Not surprisingly, asteroids are a logical target for exploration and exploitation since they “contain valuable and useful materials like iron, nickel, water, and rare platinum group metals, often in significantly higher concentration than found in mines on Earth.” And just as Harry Truman did with his Declaration of Cold War, wouldn’t it be nice if our leaders would tell us that this effort is not just a search to broaden human knowledge, but a matter of national security.
[Goddard Space Flight Center in Greenbelt, Md. will provide overall mission management, systems engineering and safety and mission assurance. The University of Arizona in Tucson is the principal investigator institution. Lockheed Martin Space Systems of Denver will build the spacecraft. OSIRIS-REx is the third mission in NASA’s New Frontiers Program. NASA’s Marshall Space Flight Center in Huntsville, Ala., manages New Frontiers for NASA’s Science Mission Directorate in Washington.]
For more information on the OSIRIS-REx effort visit:
This strikes me as far-fetched, reminiscent of the grave concerns after Paul Ehrlich published *The Population Bomb*. About 1968 he explained that by now India would be depopulated because it could not be fed. All sorts of minerals and other natural resources would have been consumed more than a decade ago.

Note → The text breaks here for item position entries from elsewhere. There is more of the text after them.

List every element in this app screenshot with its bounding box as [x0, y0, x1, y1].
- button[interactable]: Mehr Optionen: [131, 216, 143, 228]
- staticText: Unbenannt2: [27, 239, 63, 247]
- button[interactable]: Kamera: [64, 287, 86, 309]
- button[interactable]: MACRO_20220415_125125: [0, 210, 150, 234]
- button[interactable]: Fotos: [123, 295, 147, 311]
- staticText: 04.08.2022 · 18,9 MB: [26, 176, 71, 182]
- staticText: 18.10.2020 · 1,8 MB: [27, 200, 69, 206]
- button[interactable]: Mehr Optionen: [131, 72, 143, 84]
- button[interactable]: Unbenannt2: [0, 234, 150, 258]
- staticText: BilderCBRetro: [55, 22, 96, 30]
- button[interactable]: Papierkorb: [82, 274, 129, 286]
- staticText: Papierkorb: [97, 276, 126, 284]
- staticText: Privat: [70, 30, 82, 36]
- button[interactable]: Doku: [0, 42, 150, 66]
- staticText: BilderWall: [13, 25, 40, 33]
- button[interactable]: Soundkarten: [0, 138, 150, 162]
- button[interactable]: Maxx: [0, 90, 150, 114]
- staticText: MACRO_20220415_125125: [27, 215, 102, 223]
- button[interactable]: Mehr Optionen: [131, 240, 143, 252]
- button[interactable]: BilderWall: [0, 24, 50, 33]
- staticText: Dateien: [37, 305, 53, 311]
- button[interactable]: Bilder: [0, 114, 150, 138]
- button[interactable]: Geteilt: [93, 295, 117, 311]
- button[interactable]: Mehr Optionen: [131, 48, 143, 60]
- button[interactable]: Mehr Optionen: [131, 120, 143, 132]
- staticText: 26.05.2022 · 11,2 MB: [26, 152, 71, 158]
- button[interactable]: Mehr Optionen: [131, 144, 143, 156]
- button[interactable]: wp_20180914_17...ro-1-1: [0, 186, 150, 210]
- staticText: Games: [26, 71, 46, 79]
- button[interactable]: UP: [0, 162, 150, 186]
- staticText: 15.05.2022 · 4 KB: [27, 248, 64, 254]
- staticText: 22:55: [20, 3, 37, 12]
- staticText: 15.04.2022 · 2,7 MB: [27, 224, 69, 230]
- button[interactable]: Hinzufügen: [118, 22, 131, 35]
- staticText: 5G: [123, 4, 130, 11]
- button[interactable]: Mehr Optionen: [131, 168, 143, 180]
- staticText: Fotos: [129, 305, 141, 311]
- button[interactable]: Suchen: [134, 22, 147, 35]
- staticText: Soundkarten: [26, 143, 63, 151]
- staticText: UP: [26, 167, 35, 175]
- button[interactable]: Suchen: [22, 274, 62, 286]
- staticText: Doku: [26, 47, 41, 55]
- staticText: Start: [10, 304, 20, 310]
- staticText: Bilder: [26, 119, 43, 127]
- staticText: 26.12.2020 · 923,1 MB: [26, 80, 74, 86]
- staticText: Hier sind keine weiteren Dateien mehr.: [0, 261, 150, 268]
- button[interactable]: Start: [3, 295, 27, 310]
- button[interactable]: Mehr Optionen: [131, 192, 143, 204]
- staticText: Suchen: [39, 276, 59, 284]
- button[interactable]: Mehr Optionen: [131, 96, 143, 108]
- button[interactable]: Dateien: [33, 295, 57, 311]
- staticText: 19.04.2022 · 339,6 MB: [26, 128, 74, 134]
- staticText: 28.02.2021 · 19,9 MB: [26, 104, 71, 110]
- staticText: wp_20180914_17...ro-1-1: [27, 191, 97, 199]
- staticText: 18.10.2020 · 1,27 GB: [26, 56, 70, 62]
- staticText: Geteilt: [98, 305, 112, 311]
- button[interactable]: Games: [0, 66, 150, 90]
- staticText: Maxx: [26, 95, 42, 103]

Easy oil may be over, but abundant supplies of oil and gas are changing the world economy. In Louisiana, a massive liquified natural gas terminal is being converted from import to export.
There my or may not be value in mining asteroids, but no one should be making the case on the basis of imminent mineral shortages.
Your argument re limited resources is actually with Klare. I tossed the asteroid idea out to provoke discussion. And to infer that corporations like Planetary Resources will be on the lookout for profit wherever it may be found.